While the fires continue to rage in Los Angeles, President Trump has already indicated that he wants to have a "whole big discussion very shortly” about the Federal Emergency Management Agency (FEMA) and suggested devolving disaster response to the states—one of Project 2025’s recommendations. Project 2025 also advocates for abolishing FEMA’s National Flood Insurance Program (NFIP), arguing that subsidized flood insurance is actuarially unfair, requires too-frequent taxpayer bailouts, and encourages risky development in flood-prone areas. While an overhaul to FEMA would have major implications for states, outright abolition of the NFIP would have more immediate and far-reaching consequences for cities.
NFIP flood maps are deeply embedded in mortgage writing, private insurance practices, real estate valuations, and urban planning. The maps, though often outdated and expensive to produce, guide building codes, development, and infrastructure resilience in thousands of municipalities. Although third party solutions exist—private companies like CoreLogic, AIR Worldwide, and RMS provide flood-risk data and satellite maps that already support federal agencies and municipalities including FEMA, HUD, New York City, Miami-Dade County, and New Orleans—transitioning smaller, resource-constrained communities to private alternatives would require thoughtful coordination and funding. It’s unclear what Trump actually wants to do, but I expect we’ll have that big discussion very shortly.

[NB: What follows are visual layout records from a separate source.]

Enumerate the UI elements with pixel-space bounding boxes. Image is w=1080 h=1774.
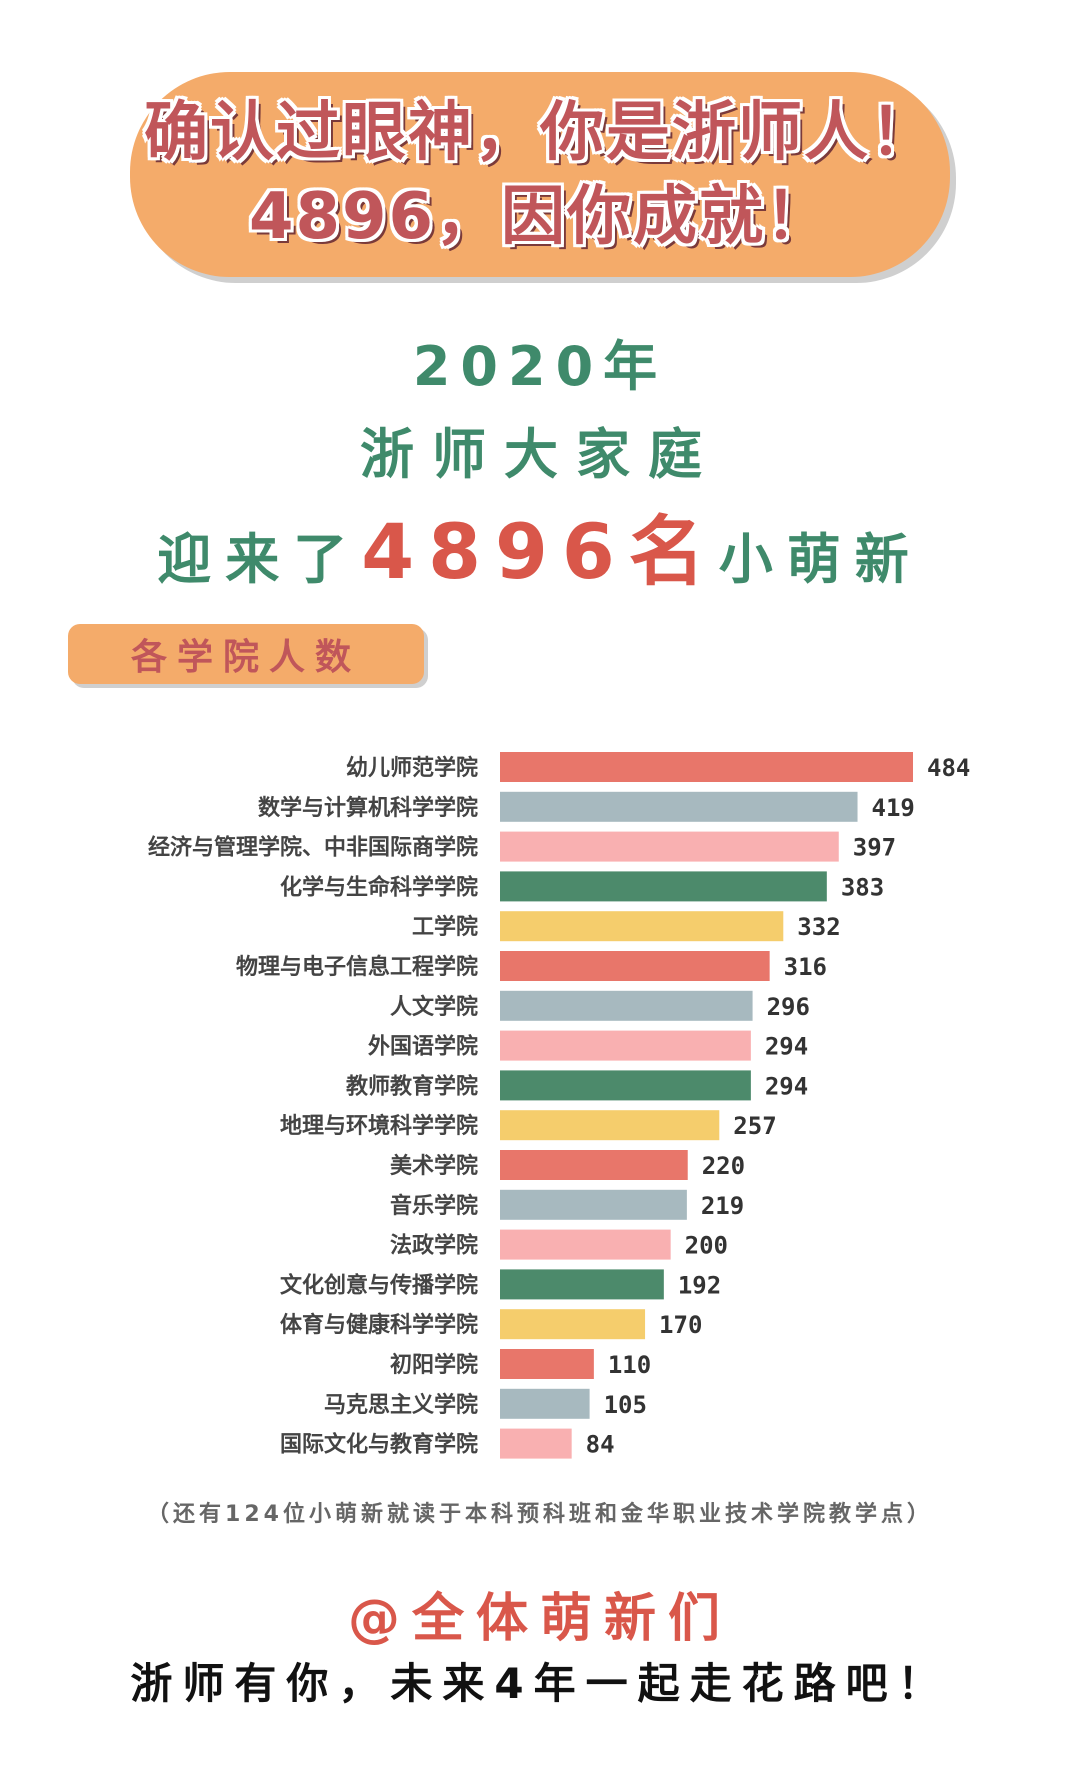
student-count-unit: 名: [628, 507, 719, 596]
category-label: 马克思主义学院: [324, 1392, 478, 1418]
category-label: 人文学院: [390, 994, 478, 1020]
value-label: 332: [797, 913, 840, 941]
section-tag: 各学院人数: [68, 624, 424, 684]
headline-family: 浙师大家庭: [360, 423, 720, 486]
bar: [500, 1269, 664, 1300]
bar: [500, 990, 753, 1021]
value-label: 294: [765, 1033, 808, 1061]
bar: [500, 791, 858, 822]
category-label: 地理与环境科学学院: [280, 1113, 478, 1139]
headline-welcome: 迎来了4896名小萌新: [0, 490, 1080, 600]
sign-off: @全体萌新们: [347, 1589, 732, 1649]
bar: [500, 1030, 751, 1061]
footnote: （还有124位小萌新就读于本科预科班和金华职业技术学院教学点）: [147, 1502, 933, 1527]
value-label: 296: [767, 993, 810, 1021]
closing-line: 浙师有你，未来4年一起走花路吧！: [130, 1659, 950, 1708]
bar: [500, 1428, 572, 1459]
welcome-suffix: 小萌新: [718, 528, 923, 591]
value-label: 316: [784, 953, 827, 981]
bar: [500, 871, 827, 902]
category-label: 初阳学院: [390, 1352, 478, 1378]
bar: [500, 1070, 751, 1101]
student-count: 4896: [361, 507, 629, 596]
bar: [500, 1150, 688, 1180]
bar: [500, 951, 770, 981]
value-label: 397: [853, 834, 896, 862]
category-label: 幼儿师范学院: [346, 755, 478, 781]
category-label: 国际文化与教育学院: [280, 1432, 478, 1458]
bar: [500, 1388, 590, 1419]
banner-line-2: 4896，因你成就！: [248, 179, 832, 254]
banner-line-1: 确认过眼神，你是浙师人！: [144, 95, 936, 170]
bar: [500, 911, 784, 942]
value-label: 219: [701, 1192, 744, 1220]
category-label: 经济与管理学院、中非国际商学院: [148, 835, 478, 861]
category-label: 体育与健康科学学院: [280, 1312, 478, 1338]
value-label: 105: [604, 1391, 647, 1419]
bar: [500, 1309, 646, 1340]
welcome-prefix: 迎来了: [157, 528, 362, 591]
value-label: 294: [765, 1072, 808, 1100]
bar: [500, 1189, 687, 1220]
title-banner: 确认过眼神，你是浙师人！ 4896，因你成就！: [130, 72, 950, 277]
college-bar-chart: 幼儿师范学院 484 数学与计算机科学学院 419 经济与管理学院、中非国际商学院 397…: [148, 752, 970, 1459]
value-label: 220: [702, 1152, 745, 1180]
value-label: 192: [678, 1271, 721, 1299]
value-label: 383: [841, 873, 884, 901]
value-label: 484: [927, 754, 970, 782]
headline-year: 2020年: [412, 335, 668, 398]
category-label: 美术学院: [390, 1153, 478, 1179]
category-label: 音乐学院: [390, 1193, 478, 1219]
category-label: 数学与计算机科学学院: [258, 795, 478, 821]
bar: [500, 1110, 720, 1141]
category-label: 工学院: [412, 914, 478, 940]
bar: [500, 1349, 594, 1379]
category-label: 外国语学院: [368, 1034, 478, 1060]
value-label: 200: [685, 1232, 728, 1260]
value-label: 84: [586, 1431, 615, 1459]
category-label: 教师教育学院: [346, 1073, 478, 1099]
value-label: 110: [608, 1351, 651, 1379]
value-label: 170: [659, 1311, 702, 1339]
category-label: 文化创意与传播学院: [280, 1272, 478, 1298]
value-label: 419: [872, 794, 915, 822]
bar: [500, 1229, 671, 1260]
category-label: 物理与电子信息工程学院: [236, 954, 478, 980]
bar: [500, 752, 913, 782]
category-label: 法政学院: [390, 1233, 478, 1259]
value-label: 257: [733, 1112, 776, 1140]
bar: [500, 831, 839, 862]
category-label: 化学与生命科学学院: [280, 874, 478, 900]
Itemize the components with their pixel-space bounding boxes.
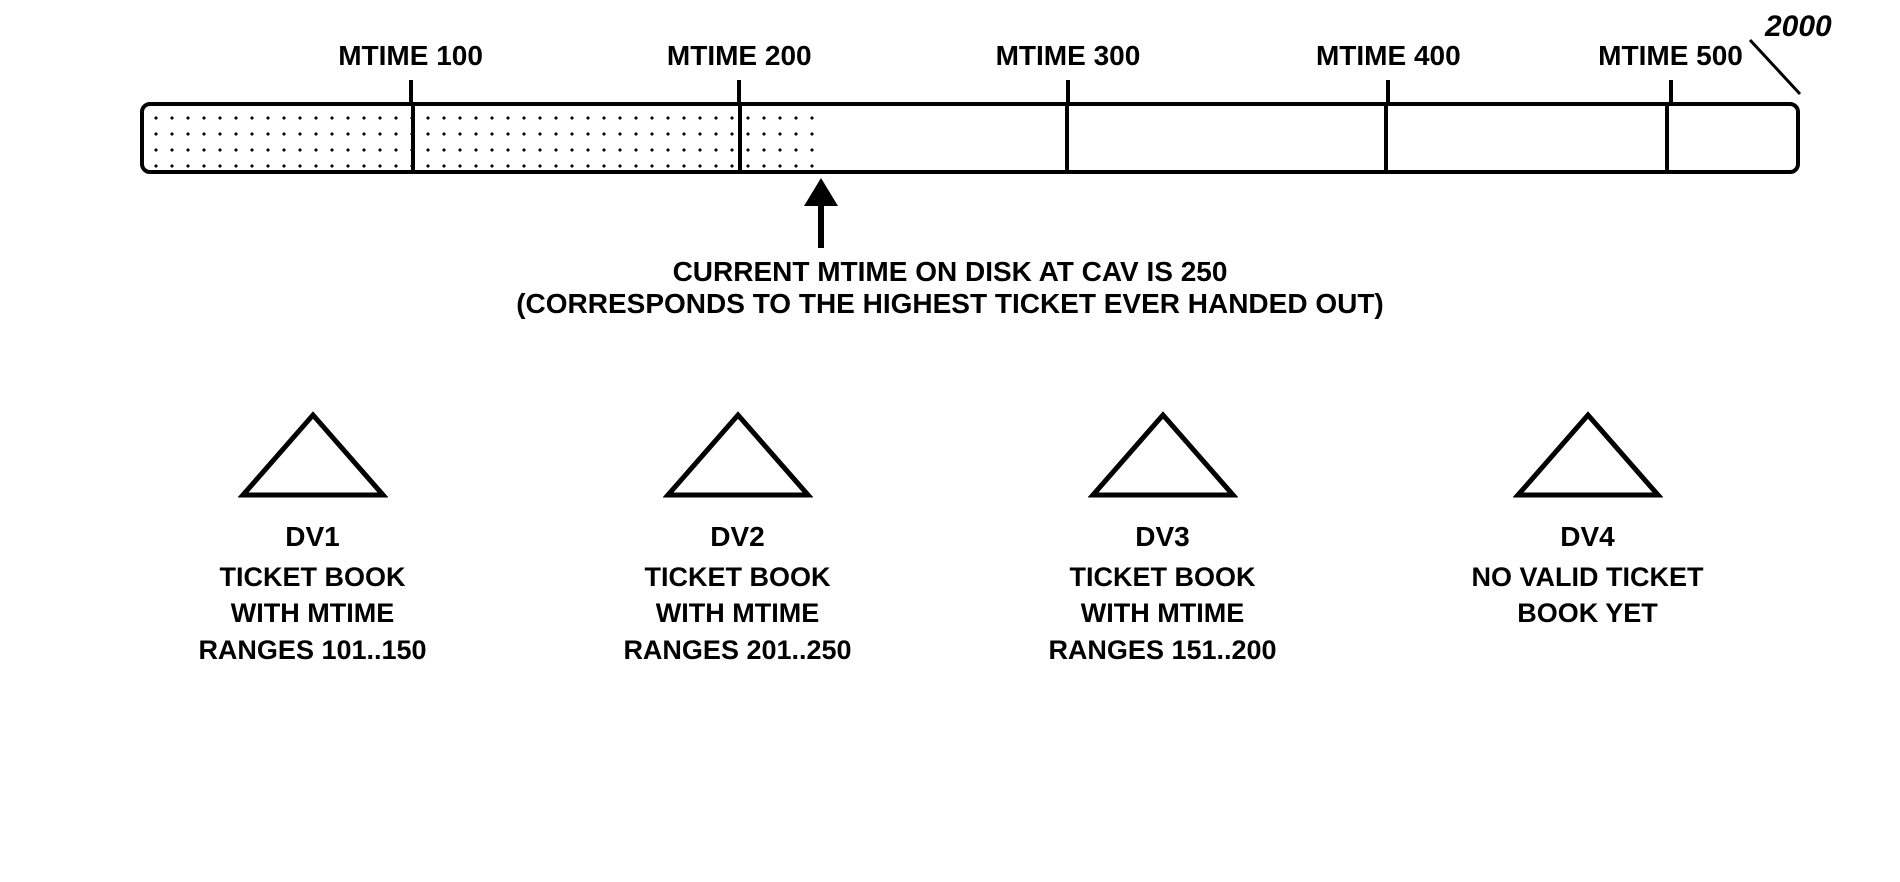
reference-label: 2000 bbox=[1765, 10, 1832, 44]
timeline-bar bbox=[140, 102, 1800, 174]
dv-item: DV2 TICKET BOOKWITH MTIMERANGES 201..250 bbox=[568, 410, 908, 668]
pointer-arrow bbox=[804, 178, 838, 248]
dv-description: NO VALID TICKETBOOK YET bbox=[1418, 559, 1758, 632]
dv-row: DV1TICKET BOOKWITH MTIMERANGES 101..150D… bbox=[60, 410, 1840, 668]
timeline-divider bbox=[1665, 106, 1669, 170]
timeline-divider bbox=[1384, 106, 1388, 170]
annotation-line2: (CORRESPONDS TO THE HIGHEST TICKET EVER … bbox=[60, 288, 1840, 320]
tick-mark bbox=[1386, 80, 1390, 102]
tick-mark bbox=[1066, 80, 1070, 102]
timeline-divider bbox=[411, 106, 415, 170]
timeline-divider bbox=[1065, 106, 1069, 170]
tick-label: MTIME 400 bbox=[1316, 40, 1461, 72]
timeline-fill bbox=[144, 106, 821, 170]
annotation-line1: CURRENT MTIME ON DISK AT CAV IS 250 bbox=[60, 256, 1840, 288]
tick-label: MTIME 300 bbox=[996, 40, 1141, 72]
dv-description: TICKET BOOKWITH MTIMERANGES 201..250 bbox=[568, 559, 908, 668]
dv-description: TICKET BOOKWITH MTIMERANGES 151..200 bbox=[993, 559, 1333, 668]
timeline-divider bbox=[738, 106, 742, 170]
dv-item: DV1 TICKET BOOKWITH MTIMERANGES 101..150 bbox=[143, 410, 483, 668]
tick-marks-row bbox=[140, 80, 1800, 102]
dv-item: DV4 NO VALID TICKETBOOK YET bbox=[1418, 410, 1758, 668]
annotation-block: CURRENT MTIME ON DISK AT CAV IS 250 (COR… bbox=[60, 256, 1840, 320]
triangle-icon bbox=[663, 410, 813, 500]
dv-name: DV2 bbox=[568, 521, 908, 553]
reference-leader-line bbox=[60, 40, 61, 41]
dv-name: DV1 bbox=[143, 521, 483, 553]
diagram-root: 2000 MTIME 100MTIME 200MTIME 300MTIME 40… bbox=[60, 40, 1840, 668]
tick-labels-row: MTIME 100 MTIME 200 MTIME 300 MTIME 400 MTIM… bbox=[140, 40, 1800, 80]
triangle-icon bbox=[1088, 410, 1238, 500]
arrow-area bbox=[140, 178, 1800, 248]
dv-name: DV4 bbox=[1418, 521, 1758, 553]
tick-label: MTIME 200 bbox=[667, 40, 812, 72]
tick-label: MTIME 100 bbox=[338, 40, 483, 72]
tick-mark bbox=[409, 80, 413, 102]
triangle-icon bbox=[238, 410, 388, 500]
tick-label: MTIME 500 bbox=[1598, 40, 1743, 72]
dv-name: DV3 bbox=[993, 521, 1333, 553]
dv-description: TICKET BOOKWITH MTIMERANGES 101..150 bbox=[143, 559, 483, 668]
tick-mark bbox=[1669, 80, 1673, 102]
dv-item: DV3 TICKET BOOKWITH MTIMERANGES 151..200 bbox=[993, 410, 1333, 668]
tick-mark bbox=[737, 80, 741, 102]
triangle-icon bbox=[1513, 410, 1663, 500]
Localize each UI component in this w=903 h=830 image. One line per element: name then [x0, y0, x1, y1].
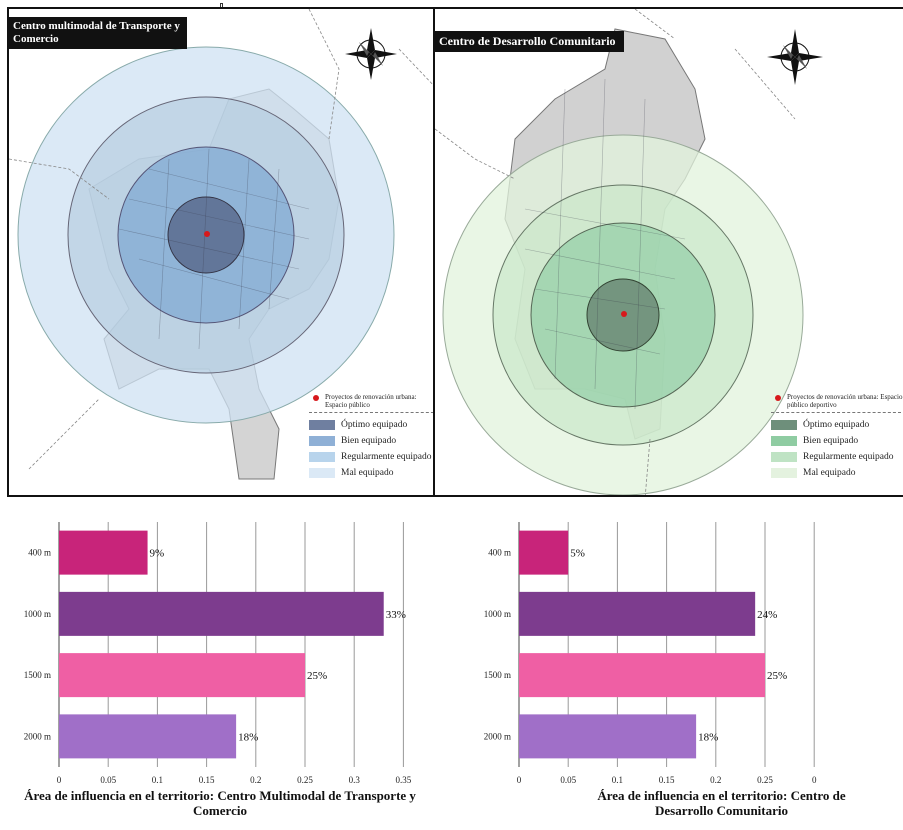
x-tick-label: 0.05: [100, 775, 116, 785]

While Project 2025 blends culture-war rhetoric with conservative boilerplate, President Trump’s recent words and deeds suggest a less radical, more selective alignment. Cabinet nominees like Turner and Duffy reflect a pragmatic, efficiency-oriented approach rather than a wholesale rejection of urban priorities. Project 2025 may be of biblical length, but as with the Bible, this administration will only pick and choose the parts it likes. Still, cities cannot afford to be complacent. The federal government is not standing in the way of cities adopting good housing or transit reforms today, though they may have to get more creative about other transportation goals and FEMA/NFIP reforms. And while I think the culture war aspects of Project 2025 would not be great for America, the report does not spell DOOM for cities. Really, to the extent the report is anti-city, it’s really only anti- one city: Washington DC, mostly for what it symbolizes to Republicans. Still, even Trump wants to help DC Mayor Muriel Bowser clean it up.
That’s the spirit I hope this administration leans into: one that rejects the false suburban-urban binary and that sees cities and suburbs, town and country, as part of a greater American fabric. The golden age of America will never begin if we tear ourselves apart at the seams first.
We’ll see what happens—but what do you think?
Trump’s comments in LA today about cutting red tape for rebuilding in the wake of the fires are interesting. It’s in line with his view that there are too many regulations across government, and it probably is also informed by his past life as a developer. As a small developer in LA myself I agree the system is broken. I hope LA and the government can use this crisis to radically rethink how to streamline building zoning and permitting. I agree we shouldn’t be zoning use as much, and I feel like with modern technologies there shouldn’t need to be a million permits and reviews and professionals touching every level of the building process. Mix the 1970s Pattern Language concepts with AI or something….
Thoughtful, considered, even-keeled. Remarkable.
(More broadly, I think the preference for suburbs (and the "suburb shortage") is the actual "affordability crisis." For the same reason, pave-paradise-"yimbys", like MattY, are exactly wrong, imo. Non-density is a feature and not a bug, and if ppl are fleeing urban cores for the burbs, then "make the burbs more like urban cores" is very odd conclusion to draw.